Pharmacological intervention targeting cyclic adenosine monophosphate (cAMP) rescues dSO avoidance in Fragile X syndrome flies. (A) Confocal imaging of WT flies catalytic subunit PKA (phospho T198) levels in dSO exposed and unexposed WT fly brains processed in parallel and imaged with same gain. (B) dSO exposure results in an overall significant increase in PKA catalytic subunit (phospho T198) levels in WT brains compared to unexposed control (Student’s t-test P = 0.0226; N = 3). All graphs depict mean ± SEM. (C) 5-day treatment of FMR^B55 flies with 0.05 mg/mL IBMX results in significantly increased avoidance compared to FMR^B55 on vehicle (Student’s t-test P = 0.0282; N = 14). No significant difference in avoidance behavior observed in WT flies following 5-day treatment with 0.05 mg/mL IBMX as compared to vehicle (Student’s t-test P = 0.9379; N = 14). (D) 5-day treatment of FMR1³ flies with 0.05 mg/mL IBMX resulted in a significantly increase in avoidance compared to FMR1³ fed vehicle (Student’s t-test P = 0.0068; N = 13).

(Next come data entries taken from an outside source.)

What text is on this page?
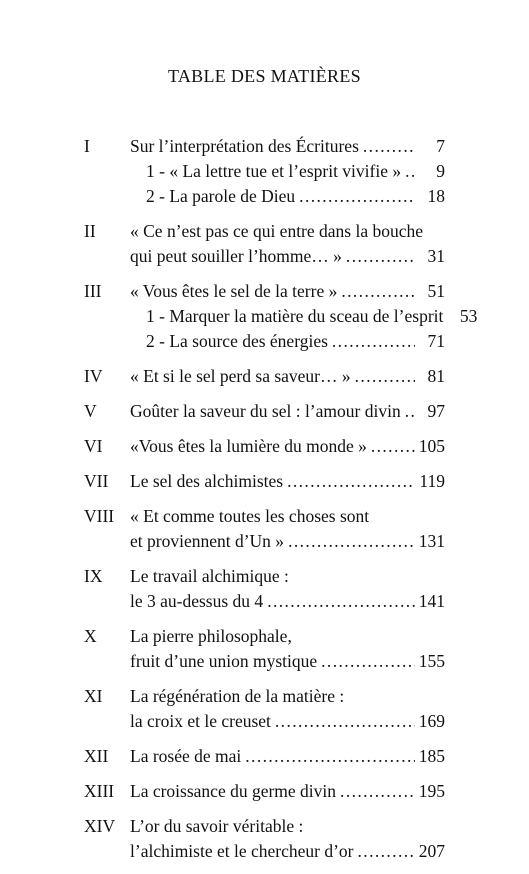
TABLE DES MATIÈRES
I Sur l’interprétation des Écritures .....	7
1 - « La lettre tue et l’esprit vivifie » .....	9
2 - La parole de Dieu .....	18
II « Ce n’est pas ce qui entre dans la bouche
qui peut souiller l’homme… » .....	31
III « Vous êtes le sel de la terre » .....	51
1 - Marquer la matière du sceau de l’esprit 53
2 - La source des énergies .....	71
IV « Et si le sel perd sa saveur… » .....	81
V Goûter la saveur du sel : l’amour divin .....	97
VI «Vous êtes la lumière du monde » .....	105
VII Le sel des alchimistes .....	119
VIII « Et comme toutes les choses sont
et proviennent d’Un » .....	131
IX Le travail alchimique :
le 3 au-dessus du 4 .....	141
X La pierre philosophale,
fruit d’une union mystique .....	155
XI La régénération de la matière :
la croix et le creuset .....	169
XII La rosée de mai .....	185
XIII La croissance du germe divin .....	195
XIV L’or du savoir véritable :
l’alchimiste et le chercheur d’or .....	207
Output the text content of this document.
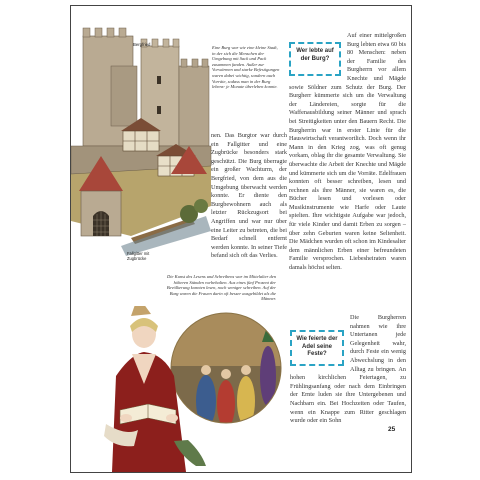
Eine Burg war wie eine kleine Stadt, in der sich die Menschen der Umgebung mit Sack und Pack zusammen fanden. Außer zur Vorwärmen und starke Befestigungen waren dabei wichtig, sondern auch Vorräte, sodass man in der Burg lebens- je Monate überleben konnte.

Bergfried
Fallgitter mit Zugbrücke
nen. Das Burgtor war durch ein Fallgitter und eine Zugbrücke besonders stark geschützt. Die Burg überragte ein großer Wachturm, der Bergfried, von dem aus die Umgebung überwacht werden konnte. Er diente den Burgbewohnern auch als letzter Rückzugsort bei Angriffen und war nur über eine Leiter zu betreten, die bei Bedarf schnell entfernt werden konnte. In seiner Tiefe befand sich oft das Verlies.
Wer lebte auf der Burg?
Auf einer mittelgroßen Burg lebten etwa 60 bis 80 Menschen: neben der Familie des Burgherrn vor allem Knechte und Mägde sowie Söldner zum Schutz der Burg. Der Burgherr kümmerte sich um die Verwaltung der Ländereien, sorgte für die Waffenausbildung seiner Männer und sprach bei Streitigkeiten unter den Bauern Recht. Die Burgherrin war in erster Linie für die Hauswirtschaft verantwortlich. Doch wenn ihr Mann in den Krieg zog, was oft genug vorkam, oblag ihr die gesamte Verwaltung. Sie überwachte die Arbeit der Knechte und Mägde und kümmerte sich um die Vorräte. Edelfrauen konnten oft besser schreiben, lesen und rechnen als ihre Männer, sie waren es, die Bücher lesen und vorlesen oder Musikinstrumente wie Harfe oder Laute spielten. Ihre wichtigste Aufgabe war jedoch, für viele Kinder und damit Erben zu sorgen – über zehn Geburten waren keine Seltenheit. Die Mädchen wurden oft schon im Kindesalter dem männlichen Erben einer befreundeten Familie versprochen. Liebesheiraten waren damals höchst selten.
Wie feierte der Adel seine Feste?
Die Burgherren nahmen wie ihre Untertanen jede Gelegenheit wahr, durch Feste ein wenig Abwechslung in den Alltag zu bringen. An hohen kirchlichen Feiertagen, zu Frühlingsanfang oder nach dem Einbringen der Ernte luden sie ihre Untergebenen und Nachbarn ein. Bei Hochzeiten oder Taufen, wenn ein Knappe zum Ritter geschlagen wurde oder ein Sohn
Die Kunst des Lesens und Schreibens war im Mittelalter den höheren Ständen vorbehalten. Aus eines fünf Prozent der Bevölkerung konnten lesen, noch weniger schreiben. Auf der Burg waren die Frauen darin oft besser ausgebildet als die Männer.
25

No significant difference in avoidance behavior observed in FMR1³WTR flies following 5-day treatment with 0.05 mg/mL IBMX as compared to vehicle (Student’s t-test P = 0.02077; N = 13). ^∗P < 0.05, ^∗∗P < 0.01.

FIGURE 4

Pharmacological rescue of dSO avoidance with PDE antagonists in dfmr1 mutant flies. (A) FMR^B55 flies treated for 5 days with 1.5 mM 8-CPT exhibited significantly increased avoidance behavior as compared to vehicle (Student’s t-test P = 0.0073; N = 5). 5-day treatment of WT flies with 1.5 mM 8-CPT did not result in any significant difference in avoidance behavior as compared to vehicle (Student’s t-test P = 0.9688; N = 5). (B) FMR1³ flies treated for 5 days with 1.5 mM 8-CPT exhibited significantly increased avoidance behavior as compared to vehicle (Student’s t-test P = 0.0252; N = 6). 5-day treatment of FMR1³WTR flies with 1.5 mM 8-CPT did not result in any significant difference in avoidance behavior as compared to vehicle (Student’s t-test P = 0.7334; N = 6). (C) FMR^B55 flies treated for 1 day with 0.8 mM Dipyridamole exhibited significantly increased avoidance as compared to vehicle (Student’s t-test P = 0.0064; N = 8). (D) FMR^B55 flies treated for 5 days with 10 mM LiCl exhibited significantly increased avoidance behavior as compared to vehicle (Student’s t-test P = 0.0094; N = 15). 5-day treatment of WT flies with 10 mM LiCl did not result in any significant difference in avoidance behavior as compared to vehicle (Student’s t-test P = 0.99; N = 15). All graphs depict mean ± SEM. ^∗P < 0.05, ^∗∗P < 0.01.

FIGURE 5

cAMP and cGMP are linked to several ID and ASD genes. (A) Gene network of ID genes and cAMP. (B) Gene network of ID genes and cGMP. (C) Gene network of ASD genes and cAMP. (D) Gene network of ASD genes and cGMP. Solid lines indicate direct experimental relationships; dotted lines indicate indirect experimental relationships. Arrows indicate an effect on the target molecule and line arrowheads indicate inhibition.